The squares of each of the imaginary units *e*_{1} through *e*_{7} are equal to −1, as you’d expect based on experience with complex numbers and quaternions. You can derive the rest of the multiplication facts from

*e*_{1} *e*_{2} = *e*_{4}

and two simple rules.

**The first rule** is that the equation above holds when you shift the indices mod 7.

*e*_{1} *e*_{2} = *e*_{4
}*e*_{2} *e*_{3} = *e*_{5}

*e*_{3} *e*_{4} = *e*_{6}

*e*_{4} *e*_{5} = *e*_{7}

*e*_{5} *e*_{6} = *e*_{1}

*e*_{6} *e*_{7} = *e*_{2}

*e*_{7} *e*_{1} = *e*_{3}

**The second rule** is that each of the triplets of units above behave analogous to *i*, *j*, and *k* in quaternions. That is, when you take a triple like (*e*_{2}, *e*_{3}, *e*_{5}), rotations don’t flip the sign but swapping adjacent elements does. That is,

*e*_{2} *e*_{3} = *e*_{5}

*e*_{5} *e*_{2} = *e*_{3}

*e*_{3} *e*_{5} = *e*_{2}

and

*e*_{3} *e*_{2} = −*e*_{5}

*e*_{2} *e*_{5} = −*e*_{3}

*e*_{5} *e*_{3} = −*e*_{2}

So we have seven rotations of the equation

*e*_{1} *e*_{2} = *e*_{4}

and six permutations of each rotation, for a total of 42 rules. We already had 7 rules, saying each unit squares to -1, so we have the 49 rules we need to multiply all the non-real units by each other.

## More octonion posts

- How close is octonion multiplication to being associative?
- Python code for multiplying octonions and friends

[1] There are multiple conventions for defining octonion multiplication. For example, according to a common definition,

*e*_{1} *e*_{2} = *e*_{3}

but according to our definition

*e*_{1} *e*_{2} = *e*_{4}

In fact, there are 480 ways to define the multiplication rules for *e*_{1} through *e _{7}*. However, all the ways of defining octonion multiplication are isomorphic. You can translate results from one convention to another by renumbering the basis elements. For example, you can convert from the first convention above to our convention by relabeling

(*e*_{1}, *e*_{2}, *e*_{3}, *e*_{4}, *e*_{5}, *e*_{6}, *e*_{7})

as

(*e*_{1}, *e*_{2}, *e*_{4}, – *e*_{7}, *e*_{3}, *e*_{6}, *e*_{5}).

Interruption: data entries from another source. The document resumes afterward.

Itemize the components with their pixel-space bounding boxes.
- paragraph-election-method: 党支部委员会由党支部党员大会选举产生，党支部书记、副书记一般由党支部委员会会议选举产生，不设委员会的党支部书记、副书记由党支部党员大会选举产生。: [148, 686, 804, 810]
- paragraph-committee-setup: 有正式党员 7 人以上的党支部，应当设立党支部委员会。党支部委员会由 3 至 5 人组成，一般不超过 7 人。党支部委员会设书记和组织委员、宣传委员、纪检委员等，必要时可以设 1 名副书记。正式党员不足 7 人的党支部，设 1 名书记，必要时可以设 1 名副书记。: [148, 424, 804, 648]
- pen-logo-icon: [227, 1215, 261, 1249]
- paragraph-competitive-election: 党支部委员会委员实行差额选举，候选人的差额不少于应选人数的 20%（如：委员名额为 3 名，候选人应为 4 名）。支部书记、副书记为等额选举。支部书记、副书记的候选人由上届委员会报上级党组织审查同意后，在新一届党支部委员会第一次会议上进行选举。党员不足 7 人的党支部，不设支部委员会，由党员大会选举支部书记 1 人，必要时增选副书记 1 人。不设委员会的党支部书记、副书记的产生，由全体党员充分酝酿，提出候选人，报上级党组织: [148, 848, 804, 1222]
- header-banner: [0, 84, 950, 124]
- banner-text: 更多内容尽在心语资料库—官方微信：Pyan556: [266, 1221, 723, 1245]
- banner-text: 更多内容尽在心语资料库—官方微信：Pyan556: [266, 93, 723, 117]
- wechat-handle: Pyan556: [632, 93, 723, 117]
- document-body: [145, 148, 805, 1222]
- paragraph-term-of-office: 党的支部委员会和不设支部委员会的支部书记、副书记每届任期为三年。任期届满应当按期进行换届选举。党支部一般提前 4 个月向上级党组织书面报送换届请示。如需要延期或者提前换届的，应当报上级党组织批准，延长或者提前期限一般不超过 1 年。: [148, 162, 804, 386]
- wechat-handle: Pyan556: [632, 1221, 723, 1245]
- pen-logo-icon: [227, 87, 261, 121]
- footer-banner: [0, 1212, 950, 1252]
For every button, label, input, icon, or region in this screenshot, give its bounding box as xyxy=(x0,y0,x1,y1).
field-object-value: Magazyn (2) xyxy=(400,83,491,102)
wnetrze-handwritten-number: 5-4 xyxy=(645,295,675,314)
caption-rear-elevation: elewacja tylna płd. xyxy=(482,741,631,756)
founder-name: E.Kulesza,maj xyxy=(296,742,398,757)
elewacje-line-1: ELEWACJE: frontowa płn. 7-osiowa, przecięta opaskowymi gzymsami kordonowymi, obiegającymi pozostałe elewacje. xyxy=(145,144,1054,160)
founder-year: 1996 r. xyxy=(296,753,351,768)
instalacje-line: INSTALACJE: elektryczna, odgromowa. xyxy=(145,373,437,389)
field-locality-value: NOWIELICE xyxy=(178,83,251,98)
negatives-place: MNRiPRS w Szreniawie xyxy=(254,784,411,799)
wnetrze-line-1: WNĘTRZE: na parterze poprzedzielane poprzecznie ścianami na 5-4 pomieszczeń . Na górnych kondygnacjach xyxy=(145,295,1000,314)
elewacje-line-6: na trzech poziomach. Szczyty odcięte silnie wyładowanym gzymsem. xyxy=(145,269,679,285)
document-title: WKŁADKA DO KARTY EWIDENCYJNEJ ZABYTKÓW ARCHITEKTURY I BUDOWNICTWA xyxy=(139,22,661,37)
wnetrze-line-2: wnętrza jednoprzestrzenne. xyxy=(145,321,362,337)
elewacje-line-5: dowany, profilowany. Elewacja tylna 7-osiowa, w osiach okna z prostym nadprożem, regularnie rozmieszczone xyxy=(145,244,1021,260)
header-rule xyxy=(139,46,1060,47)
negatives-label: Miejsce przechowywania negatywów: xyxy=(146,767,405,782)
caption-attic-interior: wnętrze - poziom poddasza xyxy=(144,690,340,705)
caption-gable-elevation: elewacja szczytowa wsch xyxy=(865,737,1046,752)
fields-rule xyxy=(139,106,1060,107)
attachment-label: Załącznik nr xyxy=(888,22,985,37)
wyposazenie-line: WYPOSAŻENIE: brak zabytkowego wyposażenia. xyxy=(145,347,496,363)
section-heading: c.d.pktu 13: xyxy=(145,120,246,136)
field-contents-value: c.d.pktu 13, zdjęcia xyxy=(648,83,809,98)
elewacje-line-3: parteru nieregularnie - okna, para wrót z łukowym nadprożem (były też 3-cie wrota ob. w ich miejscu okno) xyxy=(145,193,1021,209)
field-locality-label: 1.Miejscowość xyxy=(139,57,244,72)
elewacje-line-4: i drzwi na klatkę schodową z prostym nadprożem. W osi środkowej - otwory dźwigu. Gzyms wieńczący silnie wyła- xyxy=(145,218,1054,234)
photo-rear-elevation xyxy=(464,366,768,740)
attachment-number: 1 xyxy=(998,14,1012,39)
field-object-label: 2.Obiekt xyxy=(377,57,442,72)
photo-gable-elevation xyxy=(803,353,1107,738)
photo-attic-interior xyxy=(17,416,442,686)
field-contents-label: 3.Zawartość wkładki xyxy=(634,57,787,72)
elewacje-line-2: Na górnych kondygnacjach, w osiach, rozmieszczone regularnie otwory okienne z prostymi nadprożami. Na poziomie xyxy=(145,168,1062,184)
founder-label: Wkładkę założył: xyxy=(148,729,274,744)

I picked the convention used here because it makes the multiplication rules easy to remember: the mod 7 rule doesn’t hold for some other ways of defining multiplication.

[2] There’s a neat way of representing octonion multiplication rules in terms of a Fano plane diagram, but to use it you have to remember how to label the diagram. The presentation in this post is easier to remember, in my opinion. You might remember the rules given here, then use them to fill in a Fano diagram.

Will you be continuing up the tree of Cayley-Dickson algrebras?

Thanks for the suggestion.

I wrote a little about Cayley-Dickson a while back, but I don’t intend to write any more along these lines for now. On to something else, though I don’t know yet what that will be.

My favorite way of representing octonion multiplication is by XOR’ing the indices. The Cayley-Dickson construction is then accomplished just by successively adding another high-order bit.